Study: Stronger R.I. construction industry could help bring unemployment down to 7.3%

IN A STUDY commissioned by the Rhode Island Construction Coalition, Bryant University economist Edinaldo Tebaldi said the construction industry directly and indirectly contributed 7.7 percent of Rhode Island's gross domestic product in 2013. Above, a map showing the distribution of construction employment across Rhode Island by county. / COURTESY RHODE ISLAND CONSTRUCTION COALITION
IN A STUDY commissioned by the Rhode Island Construction Coalition, Bryant University economist Edinaldo Tebaldi said the construction industry directly and indirectly contributed 7.7 percent of Rhode Island's gross domestic product in 2013. Above, a map showing the distribution of construction employment across Rhode Island by county. / COURTESY RHODE ISLAND CONSTRUCTION COALITION

EAST PROVIDENCE – The struggling Rhode Island construction industry could help reduce the state’s high unemployment rate by 1.4 percentage points if allowed to foster changes that would restore jobs, according to a study prepared for five trade groups by a Bryant University economist.

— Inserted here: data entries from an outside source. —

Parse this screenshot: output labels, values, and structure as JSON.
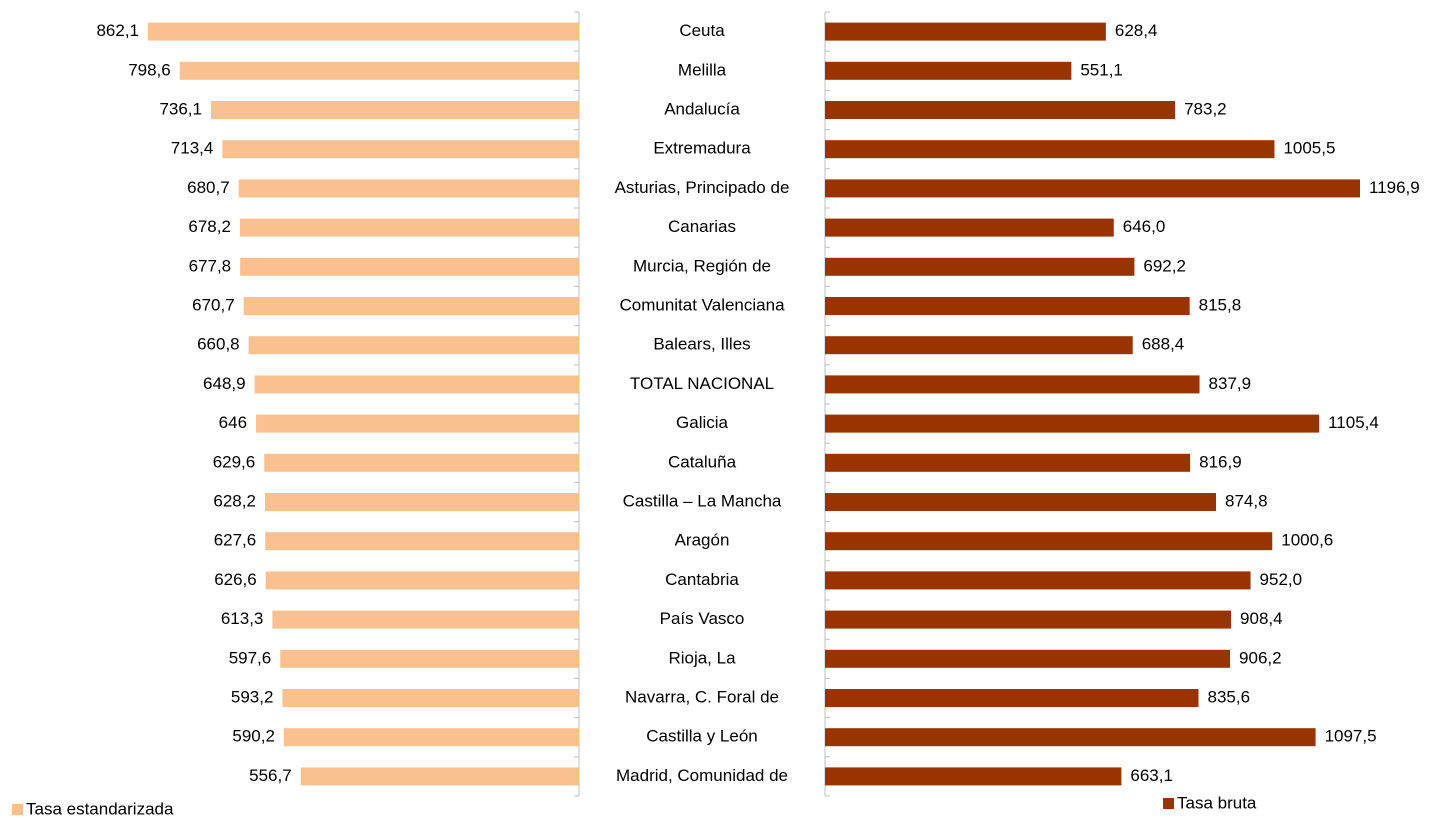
{
  "chart_data": {
    "type": "bar",
    "orientation": "horizontal",
    "categories": [
      "Ceuta",
      "Melilla",
      "Andalucía",
      "Extremadura",
      "Asturias, Principado de",
      "Canarias",
      "Murcia, Región de",
      "Comunitat Valenciana",
      "Balears, Illes",
      "TOTAL NACIONAL",
      "Galicia",
      "Cataluña",
      "Castilla – La Mancha",
      "Aragón",
      "Cantabria",
      "País Vasco",
      "Rioja, La",
      "Navarra, C. Foral de",
      "Castilla y León",
      "Madrid, Comunidad de"
    ],
    "series": [
      {
        "name": "Tasa estandarizada",
        "color": "#fac090",
        "values": [
          862.1,
          798.6,
          736.1,
          713.4,
          680.7,
          678.2,
          677.8,
          670.7,
          660.8,
          648.9,
          646,
          629.6,
          628.2,
          627.6,
          626.6,
          613.3,
          597.6,
          593.2,
          590.2,
          556.7
        ],
        "value_labels": [
          "862,1",
          "798,6",
          "736,1",
          "713,4",
          "680,7",
          "678,2",
          "677,8",
          "670,7",
          "660,8",
          "648,9",
          "646",
          "629,6",
          "628,2",
          "627,6",
          "626,6",
          "613,3",
          "597,6",
          "593,2",
          "590,2",
          "556,7"
        ]
      },
      {
        "name": "Tasa bruta",
        "color": "#993300",
        "values": [
          628.4,
          551.1,
          783.2,
          1005.5,
          1196.9,
          646.0,
          692.2,
          815.8,
          688.4,
          837.9,
          1105.4,
          816.9,
          874.8,
          1000.6,
          952.0,
          908.4,
          906.2,
          835.6,
          1097.5,
          663.1
        ],
        "value_labels": [
          "628,4",
          "551,1",
          "783,2",
          "1005,5",
          "1196,9",
          "646,0",
          "692,2",
          "815,8",
          "688,4",
          "837,9",
          "1105,4",
          "816,9",
          "874,8",
          "1000,6",
          "952,0",
          "908,4",
          "906,2",
          "835,6",
          "1097,5",
          "663,1"
        ]
      }
    ]
  }
}
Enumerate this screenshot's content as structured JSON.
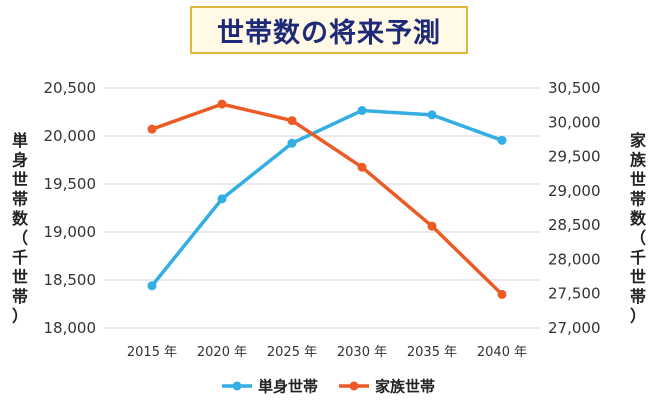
{
  "chart_data": {
    "type": "line",
    "title": "世帯数の将来予測",
    "categories": [
      "2015 年",
      "2020 年",
      "2025 年",
      "2030 年",
      "2035 年",
      "2040 年"
    ],
    "y_left": {
      "label_chars": [
        "単",
        "身",
        "世",
        "帯",
        "数",
        "（",
        "千",
        "世",
        "帯",
        "）"
      ],
      "ylim": [
        18000,
        20500
      ],
      "ticks": [
        "20,500",
        "20,000",
        "19,500",
        "19,000",
        "18,500",
        "18,000"
      ],
      "tick_values": [
        20500,
        20000,
        19500,
        19000,
        18500,
        18000
      ]
    },
    "y_right": {
      "label_chars": [
        "家",
        "族",
        "世",
        "帯",
        "数",
        "（",
        "千",
        "世",
        "帯",
        "）"
      ],
      "ylim": [
        27000,
        30500
      ],
      "ticks": [
        "30,500",
        "30,000",
        "29,500",
        "29,000",
        "28,500",
        "28,000",
        "27,500",
        "27,000"
      ],
      "tick_values": [
        30500,
        30000,
        29500,
        29000,
        28500,
        28000,
        27500,
        27000
      ]
    },
    "series": [
      {
        "name": "単身世帯",
        "axis": "left",
        "color": "#33aee3",
        "values": [
          18440,
          19345,
          19925,
          20265,
          20220,
          19955
        ]
      },
      {
        "name": "家族世帯",
        "axis": "right",
        "color": "#ec5b25",
        "values": [
          29900,
          30265,
          30025,
          29345,
          28485,
          27490
        ]
      }
    ],
    "grid": true,
    "legend_position": "bottom-center"
  }
}
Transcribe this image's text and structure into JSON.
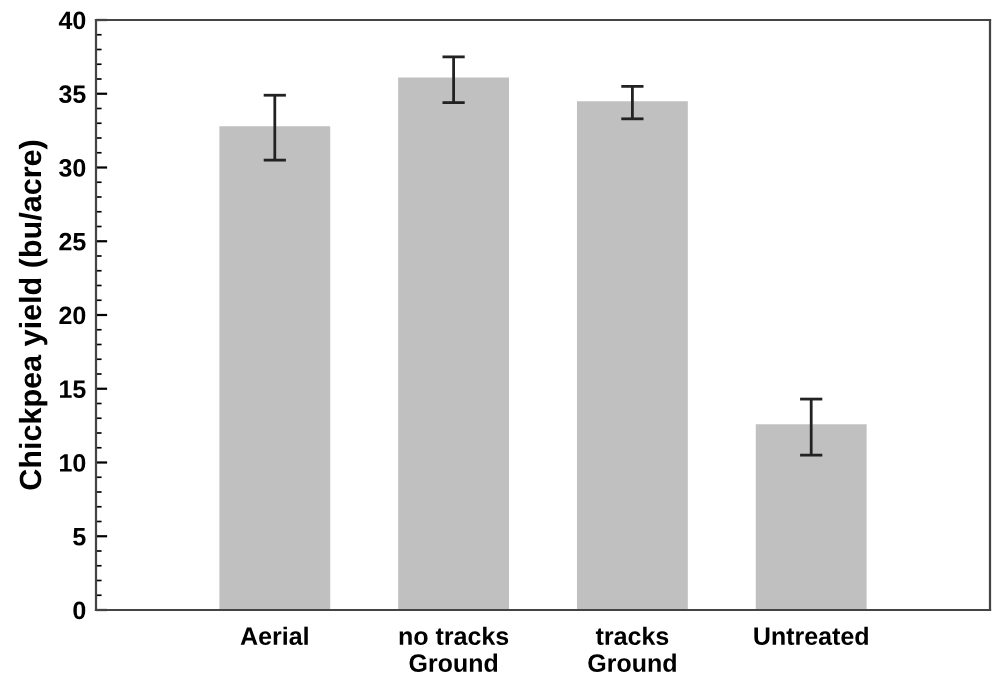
{
  "chart_data": {
    "type": "bar",
    "ylabel": "Chickpea yield (bu/acre)",
    "categories": [
      "Aerial",
      "no tracks\nGround",
      "tracks\nGround",
      "Untreated"
    ],
    "values": [
      32.8,
      36.1,
      34.5,
      12.6
    ],
    "errors": [
      [
        30.5,
        34.9
      ],
      [
        34.4,
        37.5
      ],
      [
        33.3,
        35.5
      ],
      [
        10.5,
        14.3
      ]
    ],
    "color": "#c0c0c0",
    "ylim": [
      0,
      40
    ],
    "yticks": [
      0,
      5,
      10,
      15,
      20,
      25,
      30,
      35,
      40
    ],
    "grid": false
  }
}
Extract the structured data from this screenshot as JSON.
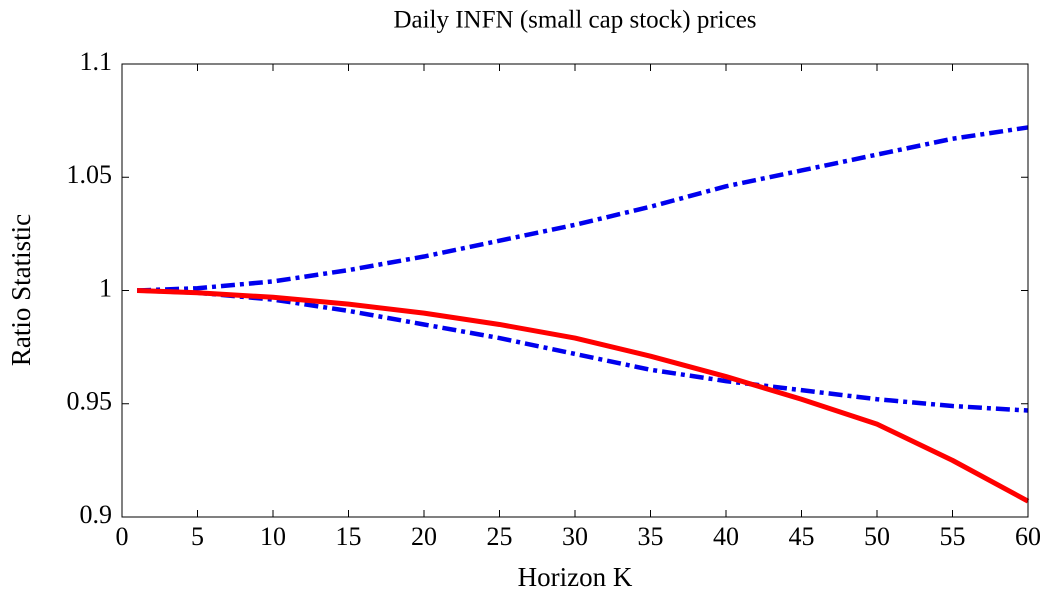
{
  "chart_data": {
    "type": "line",
    "title": "Daily INFN (small cap stock) prices",
    "x_label": "Horizon K",
    "y_label": "Ratio Statistic",
    "x": [
      1,
      5,
      10,
      15,
      20,
      25,
      30,
      35,
      40,
      45,
      50,
      55,
      60
    ],
    "series": [
      {
        "color": "#0000ee",
        "style": "dashdot",
        "values": [
          1.0,
          1.001,
          1.004,
          1.009,
          1.015,
          1.022,
          1.029,
          1.037,
          1.046,
          1.053,
          1.06,
          1.067,
          1.072
        ]
      },
      {
        "color": "#0000ee",
        "style": "dashdot",
        "values": [
          1.0,
          0.999,
          0.996,
          0.991,
          0.985,
          0.979,
          0.972,
          0.965,
          0.96,
          0.956,
          0.952,
          0.949,
          0.947
        ]
      },
      {
        "color": "#ff0000",
        "style": "solid",
        "values": [
          1.0,
          0.999,
          0.997,
          0.994,
          0.99,
          0.985,
          0.979,
          0.971,
          0.962,
          0.952,
          0.941,
          0.925,
          0.907
        ]
      }
    ],
    "xlim": [
      0,
      60
    ],
    "xticks": [
      0,
      5,
      10,
      15,
      20,
      25,
      30,
      35,
      40,
      45,
      50,
      55,
      60
    ],
    "ylim": [
      0.9,
      1.1
    ],
    "yticks": [
      0.9,
      0.95,
      1,
      1.05,
      1.1
    ],
    "grid": false
  }
}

The state’s unemployment rate, currently 8.7 percent, is the highest in the country.
The five trade groups – Associated Builders and Contractors, Associated General Contractors, Construction Industries of Rhode Island, the RI Builders Association and Build RI – announced Tuesday that they are banding together as the Rhode Island Construction Coalition in an effort to promote the industry and support three broad policy recommendations made in the report that could help boost growth.
The groups released the report Tuesday morning at the RI Builders Association offices at 450 Veterans Memorial Parkway. Each trade group contributed equally to fund the $10,000 report, said RI Builders Association Executive Director John Marcantonio.
The report’s recommendations include reforming the construction permitting process, identifying issues that delay development and increase construction costs, and assessing opportunities to build and remodel public and private properties across cities and towns here.
According to the report, the construction industry favorably affected the state’s economy in 2013, supporting 29,916 jobs here and adding $3.9 billion to the state’s output, which economist Edinaldo Tebaldi, a Bryant associate professor of economics, said represents 7.7 percent of the state’s gross domestic product.
The construction industry’s GDP contribution includes $2.07 billion in direct output and $1.83 billion in “induced output,” Tebaldi wrote, which represents household spending by workers employed in the industry.
If the construction industry were able to return to the operating levels observed in 2001, the sector’s direct GDP contribution would rise from $2.07 billion to $2.75 billion, supporting 9,880 new jobs in Rhode Island, creating $404 million in extra income for Rhode Island households, and generating $60.2 million more in tax revenues for the state, Tebaldi said.
Tebaldi documented his findings using a multiplier calculation method specific to the state of Rhode Island and based on data provided by the U.S. Bureau of Economic Analysis. The multiplier reflects not only direct impacts within the construction industry but also indirect impacts in such industries as retail, health care and manufacturing.
In addition to the broad economic impact for Rhode Island projected in Tebaldi’s study, the boost in construction employment would also cause the state unemployment rate to drop 1.4 percentage points from its current level to 7.3 percent, he said.
While construction jobs in Rhode Island rose from 18,889 to 21,704 between 2001 and 2005 and stayed constant in 2006, they “plummeted” between 2007 and 2010, Tebaldi said, when the industry lost about 7,550 jobs – 26 percent of employment. Since then, construction employment has not changed much, he wrote.
“The current weak national construction outlook makes the short term a difficult time for construction in Rhode Island,” said Tebaldi. “The state has to align its cost-structure, improve productivity and seize all opportunities to expand construction activity.”
Tebaldi’s assessments do not reflect the opinions of Bryant University, according to a study disclaimer.